Kolumne «Heute vor»Als Jugendliche Notenautomaten mit einer Schrotflinte aufschossen
Vor 30 Jahren trieb eine Jugendbande in Wädenswil ihr Unwesen. Die Clique knackte Autos, raubte und zog mit einer Schrotflinte in der Gegend herum.
Schön waren sie die goldenen Neunziger. Doch dass nicht alles Gold ist, was glänzt, beweist ein Blick ins Zeitungsarchiv von vor 30 Jahren. Im grossen Stil geknackte Autos, Diebstähle und Raubüberfälle sorgten rund um den See, insbesondere am linken Ufer, für Aufsehen. Verantwortlich für die insgesamt 151 Straftaten war eine 50-köpfige Jugendbande. Die meisten Mitglieder stammten aus Wädenswil, viele von ihnen waren minderjährig.
«Es ist ein Fall in noch nie da gewesenem Ausmass», liess Feldweibel René Dutli von der Kantonspolizei Zürich gegenüber der «Zürichsee-Zeitung» verlauten. Die Gesamtdeliktsumme betrug rund 81’000 Franken, dazu kam ein Sachschaden an den aufgebrochenen Autos in der Höhe von 45’000 Franken.
Die Clique hatte sich auf das Autoknacken spezialisiert. Objekt der Begierde seien meist Radios, CD-Geräte und Lautsprecheranlagen gewesen. Teils seien die Geräte für den Eigengebrauch genutzt, manchmal aber auch zur Finanzierung des Heroinrauchens verscherbelt worden.
Vier Jugendliche hätten es gar so weit getrieben, Notenautomaten an Tankstellen mit einer Schrotflinte aufzuschiessen, um an das Bare zu gelangen – dies jedoch mit wenig Erfolg. Anders als vielleicht vermuten lässt, entstammten die Täter der Mittelschicht und hatten nichts mit «Home Boys, Skinheads oder Ähnlichem» am Hut.
Vielmehr sei «Action» im Vordergrund gestanden, hielt der zuständige Horgner Jugendanwalt Hansueli Gürber fest. Zu langjährigen Haftstrafen kam es aber trotz allem nur vereinzelt. Gürber spricht von einer kriminellen Phase und dass die Jugendlichen aus ihren Fehlern gelernt hätten. «Das ganze Verfahren hatte schon eine abschreckende Wirkung.»
Es lässt sich nur rätseln, ob ein bewaffneter Räuber, der in Zollikon sein Unwesen trieb, ebenfalls zur Wädenswiler Bande gehörte.
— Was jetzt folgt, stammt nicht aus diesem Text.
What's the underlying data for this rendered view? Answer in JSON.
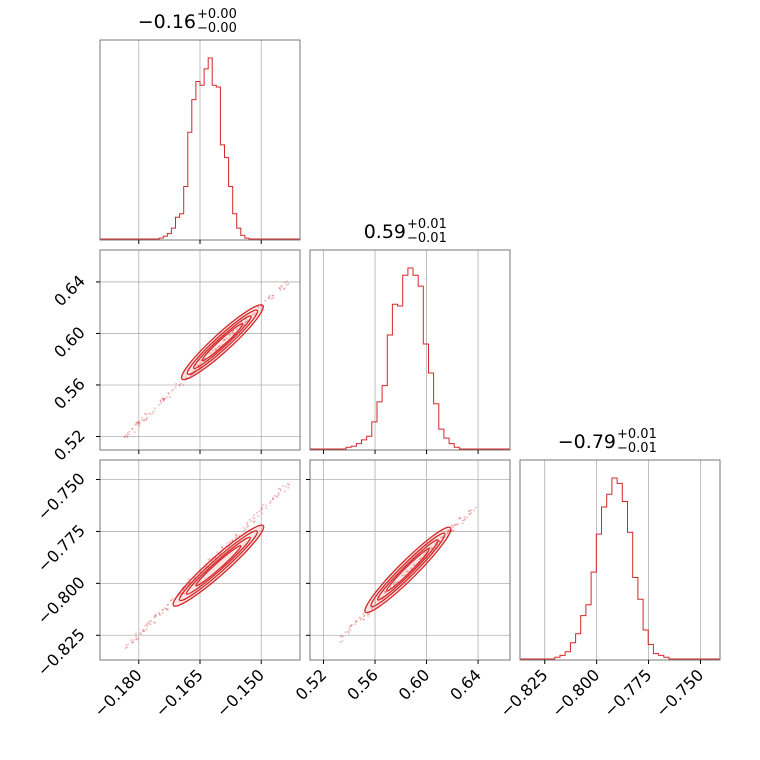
{
  "chart_data": {
    "type": "corner",
    "line_color": "#d62728",
    "grid": true,
    "parameters": [
      {
        "title_base": "−0.16",
        "title_sup": "+0.00",
        "title_sub": "−0.00",
        "range": [
          -0.1895,
          -0.1405
        ],
        "ticks": [
          -0.18,
          -0.165,
          -0.15
        ],
        "tick_labels": [
          "−0.180",
          "−0.165",
          "−0.150"
        ],
        "hist_x": [
          -0.1745,
          -0.1735,
          -0.1725,
          -0.1715,
          -0.1705,
          -0.1695,
          -0.1685,
          -0.1675,
          -0.1665,
          -0.1655,
          -0.1645,
          -0.1635,
          -0.1625,
          -0.1615,
          -0.1605,
          -0.1595,
          -0.1585,
          -0.1575,
          -0.1565,
          -0.1555,
          -0.1545,
          -0.1535
        ],
        "hist_y": [
          0.005,
          0.015,
          0.03,
          0.06,
          0.12,
          0.14,
          0.29,
          0.59,
          0.77,
          0.87,
          0.85,
          0.94,
          1.0,
          0.85,
          0.84,
          0.52,
          0.45,
          0.29,
          0.14,
          0.06,
          0.02,
          0.005
        ]
      },
      {
        "title_base": "0.59",
        "title_sup": "+0.01",
        "title_sub": "−0.01",
        "range": [
          0.5095,
          0.6648
        ],
        "ticks": [
          0.52,
          0.56,
          0.6,
          0.64
        ],
        "tick_labels": [
          "0.52",
          "0.56",
          "0.60",
          "0.64"
        ],
        "hist_x": [
          0.5395,
          0.5435,
          0.5475,
          0.5515,
          0.5555,
          0.5595,
          0.5635,
          0.5675,
          0.5715,
          0.5755,
          0.5795,
          0.5835,
          0.5875,
          0.5915,
          0.5955,
          0.5995,
          0.6035,
          0.6075,
          0.6115,
          0.6155,
          0.6195,
          0.6235
        ],
        "hist_y": [
          0.01,
          0.015,
          0.03,
          0.05,
          0.07,
          0.15,
          0.26,
          0.35,
          0.63,
          0.8,
          0.79,
          0.96,
          1.0,
          0.96,
          0.9,
          0.58,
          0.42,
          0.25,
          0.11,
          0.06,
          0.03,
          0.01
        ]
      },
      {
        "title_base": "−0.79",
        "title_sup": "+0.01",
        "title_sub": "−0.01",
        "range": [
          -0.8369,
          -0.7406
        ],
        "ticks": [
          -0.825,
          -0.8,
          -0.775,
          -0.75
        ],
        "tick_labels": [
          "−0.825",
          "−0.800",
          "−0.775",
          "−0.750"
        ],
        "hist_x": [
          -0.8189,
          -0.8164,
          -0.8139,
          -0.8114,
          -0.8089,
          -0.8064,
          -0.8039,
          -0.8014,
          -0.7989,
          -0.7964,
          -0.7939,
          -0.7914,
          -0.7889,
          -0.7864,
          -0.7839,
          -0.7814,
          -0.7789,
          -0.7764,
          -0.7739,
          -0.7714,
          -0.7689,
          -0.7664
        ],
        "hist_y": [
          0.01,
          0.02,
          0.04,
          0.09,
          0.14,
          0.24,
          0.3,
          0.48,
          0.69,
          0.84,
          0.91,
          1.0,
          0.97,
          0.87,
          0.7,
          0.45,
          0.33,
          0.16,
          0.08,
          0.03,
          0.02,
          0.01
        ]
      }
    ],
    "correlations": [
      {
        "row": 1,
        "col": 0,
        "start": [
          -0.1835,
          0.5192
        ],
        "end": [
          -0.1435,
          0.6402
        ],
        "core_start": [
          -0.1685,
          0.5672
        ],
        "core_end": [
          -0.1505,
          0.6192
        ]
      },
      {
        "row": 2,
        "col": 0,
        "start": [
          -0.1835,
          -0.832
        ],
        "end": [
          -0.1435,
          -0.752
        ],
        "core_start": [
          -0.1705,
          -0.809
        ],
        "core_end": [
          -0.1505,
          -0.774
        ]
      },
      {
        "row": 2,
        "col": 1,
        "start": [
          0.5295,
          -0.829
        ],
        "end": [
          0.6395,
          -0.762
        ],
        "core_start": [
          0.5555,
          -0.812
        ],
        "core_end": [
          0.6155,
          -0.775
        ]
      }
    ]
  }
}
Jedoch trug sich zu dieser Zeit ein dreister Überfall zu, bei dem ein Unbekannter in Motorradbekleidung einen auf einer Parkbank schlafenden jungen Mann aufweckte und ihn sogleich mit einem Messer bedrohte.
Der Täter nahm seinem Opfer Lederjacke, Armbanduhr, Fingerring, Fotoapparat sowie Walkman ab und brauste daraufhin mit seinem Motorrad über alle Berge. So hat sich der dösende Jüngling den Weckruf aus seiner Siesta bestimmt nicht vorgestellt.